Ои смотрел, смотрел, но эсэсовца, стоявшего неподалеку от окна и давно уже грозившего ему кулаком, не видел.
А это был Гунст.
— А-а-а-а!
Гунст, как собака, щелкнул зубами и вскинул автомат. Из синего стекла барачного окна со звоном брызнул фонтан осколков. Линтварев рухнул на спину.
На плац вывели тех, кому казнь назначалась на завтра, а сегодняшняя должна была служить нравоучением. Судя по восклицаниям, которые вырывались из толпы поучающихся, среди них было много французов.
— Се je ne sais quoi…[151]
Были также англичане.
— Goddem! My he art gocs pitt-a-patt![152]
Майор канадской армии Седдон де Сент-Клер слышал все эти возгласы. Но они пробегали мимо его сознания, не прикасаясь к мысли. Зато горячая и быстрая речь маленького старика, обращенная к русским товарищам, при всей своей непонятности, действовала на майора, как магнит. «Советский Союз»… «Советский Союз»… Эти слова де Сент-Клер понимал. О, как хорошо он понимал их! Карбышев говорил, задыхаясь, — не столько говорил, сколько хрипел.
— Германия… Нет, Германия — не нацисты, а немцы — не фашизм…
Ему хотелось сказать, что Германия нацистских дармоедов, грабителей, убийц и гестаповцев вовсе не то же самое, что Германия честного, простого, трудолюбивого народа. Уже и сейчас между той и другой Германией пропасть.
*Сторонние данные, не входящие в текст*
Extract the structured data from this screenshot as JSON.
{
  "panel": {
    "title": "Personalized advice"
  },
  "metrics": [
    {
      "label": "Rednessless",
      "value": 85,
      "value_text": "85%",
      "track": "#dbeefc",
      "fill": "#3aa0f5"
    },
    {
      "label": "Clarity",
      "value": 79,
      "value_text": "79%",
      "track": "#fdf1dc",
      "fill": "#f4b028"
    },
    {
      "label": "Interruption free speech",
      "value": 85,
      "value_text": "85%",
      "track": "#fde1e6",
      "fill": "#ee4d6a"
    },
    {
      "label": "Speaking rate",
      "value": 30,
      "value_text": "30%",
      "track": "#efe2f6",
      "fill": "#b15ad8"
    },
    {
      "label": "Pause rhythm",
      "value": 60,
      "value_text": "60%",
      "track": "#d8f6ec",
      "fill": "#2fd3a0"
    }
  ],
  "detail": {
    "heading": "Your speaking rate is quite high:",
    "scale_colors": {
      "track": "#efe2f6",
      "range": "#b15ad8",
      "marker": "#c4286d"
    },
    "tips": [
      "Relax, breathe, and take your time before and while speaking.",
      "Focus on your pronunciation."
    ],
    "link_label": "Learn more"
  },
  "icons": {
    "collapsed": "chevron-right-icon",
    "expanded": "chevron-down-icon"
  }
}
Но народ германский везде и всегда один. И он знает, за кем, куда идти, и здесь — конец фашизма… Очень, очень хотелось сказать, потому что никогда еще все это не было так понятно и ясно, как сейчас. Но сказать было трудно, — невозможно. Карбышева бил жестокий озноб. Жернова холода ворочались в его груди. Язык еле двигался. И последнее, что ему удалось выговорить, было одновременно и похоже и не похоже на то, о чем он думал.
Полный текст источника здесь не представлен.